In the article the athletes name is given as “彭帥” which is her name in chinese characters, and I presume (I don’t study chinese – yet) is pronounced as something resembling “Peng Shuai”
However, the furigana in the news article gives the pronounciation of the Kanji as “ほうすい” which would be a Japanese rendering of the Kanji, but is not very similar to the person’s actual name.
Is this a standard practise in Japan? If you are from a country where your name is written in chinese characters, do the Japanese simply give you a new ‘name’ based on a japanese reading of the characters?
It would have seemed simple enough to have furigana reading “ペングシュアイ” or something?
Is this a cultural thing, or are the furigana automatically generated, perhaps?
3 comments
Complete guess, but maybe the furigana is added in automatically and not by a person.
Many Chinese names are read in Japanese with their *On* reading rather than the Mandarin reading, especially public figures (e.g. 習近平 is always しゅうきんぺい in Japanese, not シー・ジンピン). For average Chinese people living in Japan, they might use one or the other (or both in different contexts – my university would always call Chinese students by the *On* reading of their Chinese name, but outside of class we’d often call them by their Chinese name converted to katakana e.g. 黄さん (Huang) was コウさん in class and ホアンさん outside of it).

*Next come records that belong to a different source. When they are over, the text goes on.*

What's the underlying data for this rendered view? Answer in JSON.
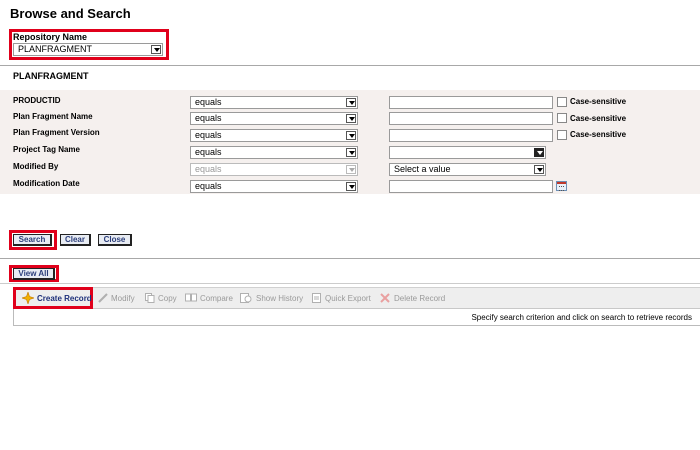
{
  "page_title": "Browse and Search",
  "repository": {
    "label": "Repository Name",
    "value": "PLANFRAGMENT"
  },
  "section_title": "PLANFRAGMENT",
  "rows": [
    {
      "label": "PRODUCTID",
      "operator": "equals",
      "case_label": "Case-sensitive"
    },
    {
      "label": "Plan Fragment Name",
      "operator": "equals",
      "case_label": "Case-sensitive"
    },
    {
      "label": "Plan Fragment Version",
      "operator": "equals",
      "case_label": "Case-sensitive"
    },
    {
      "label": "Project Tag Name",
      "operator": "equals"
    },
    {
      "label": "Modified By",
      "operator": "equals",
      "value_placeholder": "Select a value"
    },
    {
      "label": "Modification Date",
      "operator": "equals"
    }
  ],
  "buttons": {
    "search": "Search",
    "clear": "Clear",
    "close": "Close",
    "view_all": "View All"
  },
  "toolbar": {
    "create": "Create Record",
    "modify": "Modify",
    "copy": "Copy",
    "compare": "Compare",
    "show_history": "Show History",
    "quick_export": "Quick Export",
    "delete": "Delete Record"
  },
  "results_message": "Specify search criterion and click on search to retrieve records",
  "colors": {
    "highlight": "#e0001b",
    "link_blue": "#1d2f7a",
    "panel_bg": "#f5f0ee"
  }
}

[彭帥](https://ja.wikipedia.org/wiki/%E5%BD%AD%E5%B8%A5) has katakana-ised Chinese reading ポン・シュアイ, though Wiki (see link) has the Japanese reading as ほう・すい. I haven’t been following the news on her in Japanese so don’t know which one is most common right now in practice; just judging by a quick search ほう・すい is probably more common since no one’s giving the reading.
EDIT: kept scrolling the news page I had and other outlets are either giving no reading (so they expect the reader to read as in Japanese) or giving it as ほう・すい, so that’s the most common one, and that makes sense to me since she’s a public figure.
This is a standard practice with Chinese names that makes it bewildering to hear about China in Japan. Mao Zedong is Mou Takutou, Xi Jinping is Syuu Kinpei, etc.
Korean names are usually not rendered in Chinese characters, but even when they are, the pronunciation is a Korean one.